As medical image segmentation is the basic processing step in most of medical image analysis, medical image segmentation is required to have high segmentation accuracy and good stability. Therefore, it is necessary to develop automatic segmentation methods for medical images. However, traditional medical image segmentation methods cannot meet these requirements. Traditional automatic extraction methods need to adjust different parameters for different types of images, and can not be segmtioned across different types of images. Moreover, it is difficult to meet the needs of clinical and brain research in terms of extraction precision, extraction speed and extraction stability. The method proposed in this paper can solve these problems well. It can achieve high precision, fast and stable medical image segmentation without adjusting parameters. In recent years, the deep learning techniques have achieved rapid progress. Among them, the convolutional neural network (cnn) has great potential in the field of image processing due to automatic feature extraction, strong nonlinear expression ability, and no manual intervention. In the field of image segmentation, the common CNN models include FCN [
1], PSP-Net [
2] , mask-RCNN [
3], U-Net [
4] and so on. Among them, the extremely lightweight model U-Net is probably the most widely used model in medical image segmentation. U-Net has a simple structure, but its segmentation result is good. Many researchers chose it as the baseline to design model for various medical image segmentation. Cicek [
5] extended the U-Net model to 3D image segmentation, and then applied it to brain tumor segmentation. Zhang [
6] replaced each sub-block of U-Net with a staggered block, and then applied it to retinal segmentation. Zahangir [
7] proposed R2U-Net that combined residual connections and cyclic connections to replace sub-blocks in U-Net. The improved model was verified on skin disease images and lung images. Oktay [
8] proposed Attention U-Net that set attention gating between skip and connections to highlight more useful deep semantic features to compensate for low-level semantic features. However, If the feature of the small target is eliminated from the deep semantic features through multiple convolutions, attention to gating will not work on the low-level features of the small target. The output of the attention gated is still directly combined with the deep feature map, without considering the semantic gap between the shallow feature map and the deep feature map. Zhou [
9] improved the skip-connection part and introduced deep supervision ideas based on U-Net. Huang [
10] changed the skip connections into a full-scale skip connections. Jha [
11] proposed Double U-Net structure. The first U-Net uses the pre-trained VGG-19 as the encoder, and the second U-Net uses ASPP to capture more information. It obtained good results on four different medical images. C. Guo [
12] proposed spatial attention u-net and applied it to blood vessel extraction. M. Z. [
13] applied U-net++ to the segmentation of brain tumors. Jieneng Chen [
14] proposed TransUNet, which adopts hybrid CNN-Transformer and combines skip-connection to achieve better performance in medical image segmentation. A. Lin [
15] proposes DS-TransUNet by using doubleSwin Transformer combined with U-shaped structure.

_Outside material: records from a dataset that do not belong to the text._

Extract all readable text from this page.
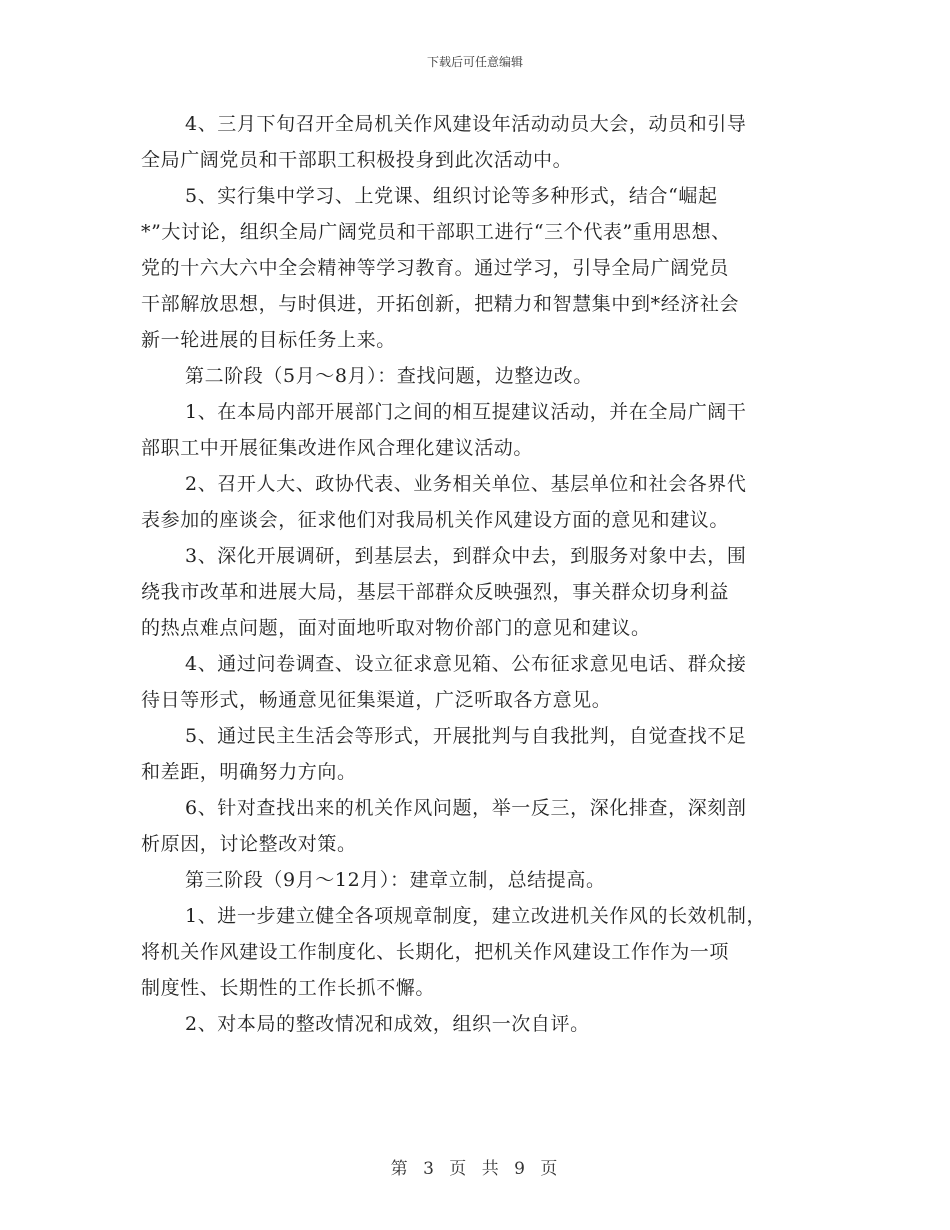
下载后可任意编辑
4、三月下旬召开全局机关作风建设年活动动员大会，动员和引导
全局广阔党员和干部职工积极投身到此次活动中。
5、实行集中学习、上党课、组织讨论等多种形式，结合“崛起
*”大讨论，组织全局广阔党员和干部职工进行“三个代表”重用思想、
党的十六大六中全会精神等学习教育。通过学习，引导全局广阔党员
干部解放思想，与时俱进，开拓创新，把精力和智慧集中到*经济社会
新一轮进展的目标任务上来。
第二阶段（5月～8月）：查找问题，边整边改。
1、在本局内部开展部门之间的相互提建议活动，并在全局广阔干
部职工中开展征集改进作风合理化建议活动。
2、召开人大、政协代表、业务相关单位、基层单位和社会各界代
表参加的座谈会，征求他们对我局机关作风建设方面的意见和建议。
3、深化开展调研，到基层去，到群众中去，到服务对象中去，围
绕我市改革和进展大局，基层干部群众反映强烈，事关群众切身利益
的热点难点问题，面对面地听取对物价部门的意见和建议。
4、通过问卷调查、设立征求意见箱、公布征求意见电话、群众接
待日等形式，畅通意见征集渠道，广泛听取各方意见。
5、通过民主生活会等形式，开展批判与自我批判，自觉查找不足
和差距，明确努力方向。
6、针对查找出来的机关作风问题，举一反三，深化排查，深刻剖
析原因，讨论整改对策。
第三阶段（9月～12月）：建章立制，总结提高。
1、进一步建立健全各项规章制度，建立改进机关作风的长效机制，
将机关作风建设工作制度化、长期化，把机关作风建设工作作为一项
制度性、长期性的工作长抓不懈。
2、对本局的整改情况和成效，组织一次自评。
第 3 页 共 9 页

Unlike natural pictures, medical images usually have only one or two segmentation targets, and the proportion of target images is small. This kind of data is called category imbalance. If most of the training images are imbalanced images, the model may be able to learn the characteristics of small targets slowly. If there are both category imbalance and category balance images in training data, the model will tend to learn the characteristics of category balance. To obtain the global information of the big target, the network will be deepened. Multiple convolution operations will cause small target features to be lost. Since the shallow feature map contains the boundary information of the target and the global information of the small target, U-Net proposed a jump connection to combine the shallow feature maps from the encoding path and the deep feature maps of the same scale from the decoding path. However, simple jump connections cannot make full use of shallow feature maps. The deep semantic information is scattered after multiple upsampling operations. To solve these problems, we applied the Resnet based Squeeze-and-Excitation module ( SE-Res module) and attention module (A module ) into the U-Net, and proposed a new network model called SEA-Net. In SEA-Net, our main contributions are as follows:
-
We replaced the copy-skip path with the attention path in U-Net model. Unlike Attention U-Net [
8], this path is the only path that provides deep semantic information for the decoding. It combined deep semantics and shallow semantics to adjust the spatial information of the shallow feature map to highlight the target area, and provides more useful spatial semantic information for the decoding process.
-
We added a SE-Res path parallel to the above attention path in the U-Net. The SE-Res path adjusted the channel information weight of the shallow feature map to remove redundant channel information, and to provide more channel semantic information for the decoding process.
-
We proposed a hybrid function (cross entropy loss + Tversky loss) to handle the imbalance of data categories while ensuring that the model can still converge quickly.